Defining the Logical View

The logical view provides a more detailed data structure, describing the essential data attributes and their relationships in a way that remains application-neutral. It is still abstract, focusing on what data is required rather than how it will be implemented.

1. Still Usage (Application) Neutral

  • The logical data model is still independent of any specific application, representing data requirements rather than the system that will manage it.

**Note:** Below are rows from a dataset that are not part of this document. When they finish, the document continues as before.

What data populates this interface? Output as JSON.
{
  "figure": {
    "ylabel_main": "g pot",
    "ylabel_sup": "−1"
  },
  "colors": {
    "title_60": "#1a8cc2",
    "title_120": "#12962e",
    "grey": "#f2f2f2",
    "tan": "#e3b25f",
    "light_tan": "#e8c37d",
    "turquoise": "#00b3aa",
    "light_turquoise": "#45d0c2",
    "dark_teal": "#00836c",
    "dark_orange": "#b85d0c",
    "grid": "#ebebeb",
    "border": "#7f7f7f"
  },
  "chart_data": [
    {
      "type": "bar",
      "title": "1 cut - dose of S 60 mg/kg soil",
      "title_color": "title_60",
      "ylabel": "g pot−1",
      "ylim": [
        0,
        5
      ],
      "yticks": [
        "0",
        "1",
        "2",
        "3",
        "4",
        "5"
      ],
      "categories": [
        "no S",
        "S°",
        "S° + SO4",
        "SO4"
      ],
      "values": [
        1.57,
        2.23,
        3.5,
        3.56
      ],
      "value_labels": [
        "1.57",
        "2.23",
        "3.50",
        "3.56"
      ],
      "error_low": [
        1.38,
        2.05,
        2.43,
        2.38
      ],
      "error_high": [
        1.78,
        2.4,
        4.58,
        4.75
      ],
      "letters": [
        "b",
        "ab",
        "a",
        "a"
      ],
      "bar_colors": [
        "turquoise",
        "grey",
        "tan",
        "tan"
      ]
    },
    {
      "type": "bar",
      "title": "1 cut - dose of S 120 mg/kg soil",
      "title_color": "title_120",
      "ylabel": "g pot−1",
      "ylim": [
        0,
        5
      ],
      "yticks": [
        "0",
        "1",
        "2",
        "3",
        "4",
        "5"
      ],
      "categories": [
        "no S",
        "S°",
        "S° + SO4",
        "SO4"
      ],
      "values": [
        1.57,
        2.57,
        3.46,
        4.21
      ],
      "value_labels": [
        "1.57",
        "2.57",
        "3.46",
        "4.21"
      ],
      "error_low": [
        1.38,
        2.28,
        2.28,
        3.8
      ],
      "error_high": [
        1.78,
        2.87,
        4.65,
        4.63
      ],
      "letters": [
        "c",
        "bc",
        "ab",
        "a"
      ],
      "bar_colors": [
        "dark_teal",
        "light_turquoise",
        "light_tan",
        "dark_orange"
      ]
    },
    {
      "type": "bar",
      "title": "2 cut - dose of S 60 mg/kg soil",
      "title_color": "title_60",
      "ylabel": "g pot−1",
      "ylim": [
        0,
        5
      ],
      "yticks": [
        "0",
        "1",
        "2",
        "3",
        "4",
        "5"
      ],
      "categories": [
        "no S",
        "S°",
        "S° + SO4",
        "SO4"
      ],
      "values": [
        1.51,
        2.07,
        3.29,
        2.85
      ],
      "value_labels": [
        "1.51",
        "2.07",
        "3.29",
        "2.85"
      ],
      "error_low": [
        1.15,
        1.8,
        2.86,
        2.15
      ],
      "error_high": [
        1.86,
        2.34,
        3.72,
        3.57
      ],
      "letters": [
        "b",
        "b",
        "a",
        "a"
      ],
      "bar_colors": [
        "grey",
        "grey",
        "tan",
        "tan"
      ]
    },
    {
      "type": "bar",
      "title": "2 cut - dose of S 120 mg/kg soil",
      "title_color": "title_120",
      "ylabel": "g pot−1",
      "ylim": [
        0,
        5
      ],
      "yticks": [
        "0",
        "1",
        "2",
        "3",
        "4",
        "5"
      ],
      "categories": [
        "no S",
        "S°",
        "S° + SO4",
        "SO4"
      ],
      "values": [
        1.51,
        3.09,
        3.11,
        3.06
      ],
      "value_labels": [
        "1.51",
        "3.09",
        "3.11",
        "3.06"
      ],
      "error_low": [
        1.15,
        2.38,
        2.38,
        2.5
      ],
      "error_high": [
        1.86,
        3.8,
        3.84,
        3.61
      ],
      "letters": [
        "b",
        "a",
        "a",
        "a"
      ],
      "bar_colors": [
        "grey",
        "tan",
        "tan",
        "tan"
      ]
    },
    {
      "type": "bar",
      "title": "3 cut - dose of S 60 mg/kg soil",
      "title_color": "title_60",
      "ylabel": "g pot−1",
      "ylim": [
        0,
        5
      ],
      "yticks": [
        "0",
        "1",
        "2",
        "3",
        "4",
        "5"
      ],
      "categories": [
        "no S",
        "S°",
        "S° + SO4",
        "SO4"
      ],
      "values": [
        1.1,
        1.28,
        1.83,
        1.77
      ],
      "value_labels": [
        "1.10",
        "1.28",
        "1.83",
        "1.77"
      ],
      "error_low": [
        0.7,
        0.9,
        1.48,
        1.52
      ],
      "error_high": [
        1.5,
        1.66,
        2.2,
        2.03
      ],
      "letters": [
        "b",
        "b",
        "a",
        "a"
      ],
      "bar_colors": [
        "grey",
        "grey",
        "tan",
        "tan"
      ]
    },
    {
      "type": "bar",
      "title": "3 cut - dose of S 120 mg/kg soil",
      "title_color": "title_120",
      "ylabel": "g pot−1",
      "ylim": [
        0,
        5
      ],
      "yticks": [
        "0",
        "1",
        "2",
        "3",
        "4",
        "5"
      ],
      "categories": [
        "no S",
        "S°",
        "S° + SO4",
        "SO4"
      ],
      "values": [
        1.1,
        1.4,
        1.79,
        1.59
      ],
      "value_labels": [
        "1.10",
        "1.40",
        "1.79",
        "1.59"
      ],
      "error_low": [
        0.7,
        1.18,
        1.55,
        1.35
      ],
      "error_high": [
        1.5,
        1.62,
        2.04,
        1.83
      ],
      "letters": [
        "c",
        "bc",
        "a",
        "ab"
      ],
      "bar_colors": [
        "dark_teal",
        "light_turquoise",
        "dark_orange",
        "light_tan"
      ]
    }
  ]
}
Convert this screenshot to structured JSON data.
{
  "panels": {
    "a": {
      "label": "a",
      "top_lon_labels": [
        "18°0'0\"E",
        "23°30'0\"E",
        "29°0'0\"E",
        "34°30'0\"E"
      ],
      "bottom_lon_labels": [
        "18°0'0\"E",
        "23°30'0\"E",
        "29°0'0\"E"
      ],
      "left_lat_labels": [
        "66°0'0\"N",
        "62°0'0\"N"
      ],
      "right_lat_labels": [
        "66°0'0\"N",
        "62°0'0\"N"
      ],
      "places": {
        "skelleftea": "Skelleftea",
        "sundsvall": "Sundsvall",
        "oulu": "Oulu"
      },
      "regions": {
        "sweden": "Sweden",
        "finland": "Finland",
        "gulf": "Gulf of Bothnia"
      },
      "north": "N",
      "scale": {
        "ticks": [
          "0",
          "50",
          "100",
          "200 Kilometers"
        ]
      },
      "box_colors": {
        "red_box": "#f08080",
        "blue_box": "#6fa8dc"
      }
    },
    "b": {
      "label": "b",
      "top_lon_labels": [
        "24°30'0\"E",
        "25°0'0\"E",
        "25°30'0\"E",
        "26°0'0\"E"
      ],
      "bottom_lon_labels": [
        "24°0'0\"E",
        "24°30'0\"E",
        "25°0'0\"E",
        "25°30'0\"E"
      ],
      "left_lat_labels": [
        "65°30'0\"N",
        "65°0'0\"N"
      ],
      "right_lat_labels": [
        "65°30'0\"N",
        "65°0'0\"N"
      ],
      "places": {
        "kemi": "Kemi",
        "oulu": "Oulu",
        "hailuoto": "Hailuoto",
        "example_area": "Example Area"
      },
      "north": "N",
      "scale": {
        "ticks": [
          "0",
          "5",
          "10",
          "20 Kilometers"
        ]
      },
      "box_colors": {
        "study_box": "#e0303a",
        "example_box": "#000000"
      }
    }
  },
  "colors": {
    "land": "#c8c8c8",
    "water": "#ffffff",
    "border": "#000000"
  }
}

2. Identify Essential Data Attributes

  • For each entity, identify its key attributes (data fields) such as unique identifiers (e.g., Order ID, Product Code), descriptive data (e.g., Customer Name, Product Description), and other relevant fields.
    • Brainstorm by data type: Consider different types of data like names, codes, dates, and measures that may be associated with the entity.
    • Analyze existing data models: Look at existing databases, forms, and reports for insights.
    • Avoid accepting the current system’s data model without question, as it may not reflect actual business needs.

3. Assign to Logical Data Types (Domains)

  • Assign each attribute to a logical data type (e.g., string, date, number). Logical data types describe the kind of data each field will store without defining specific implementation (e.g., VARCHAR, INTEGER).
    • Inherit standard length for the domain if applicable.
    • Example: Names might be strings with a length of 100 characters, while dates are formatted as YYYY-MM-DD.

4. Name According to Standards

  • Attribute names should follow naming conventions that are agreed upon by the organization. Names should be meaningful and consistent across the model.

5. Draft, Review, and Refine Attribute Definitions

  • Define the purpose and meaning of each attribute, ensuring it’s clear to both technical and non-technical users.
    • Example: Customer Name - “The full name of the customer making the purchase.”

6. Determine Null-ability

  • Decide whether an attribute can have a null value. Some fields, like a primary key, must be mandatory, while others may be optional.
    • Example: A customer’s email address may be optional, while their ID must be mandatory.

7. Identify Best (if any) Default Value

  • For attributes that are optional or frequently left blank, determine the best default value (if any).
    • Example: For an optional Customer Discount Rate field, a default of “0%” could be assigned when the field is left blank.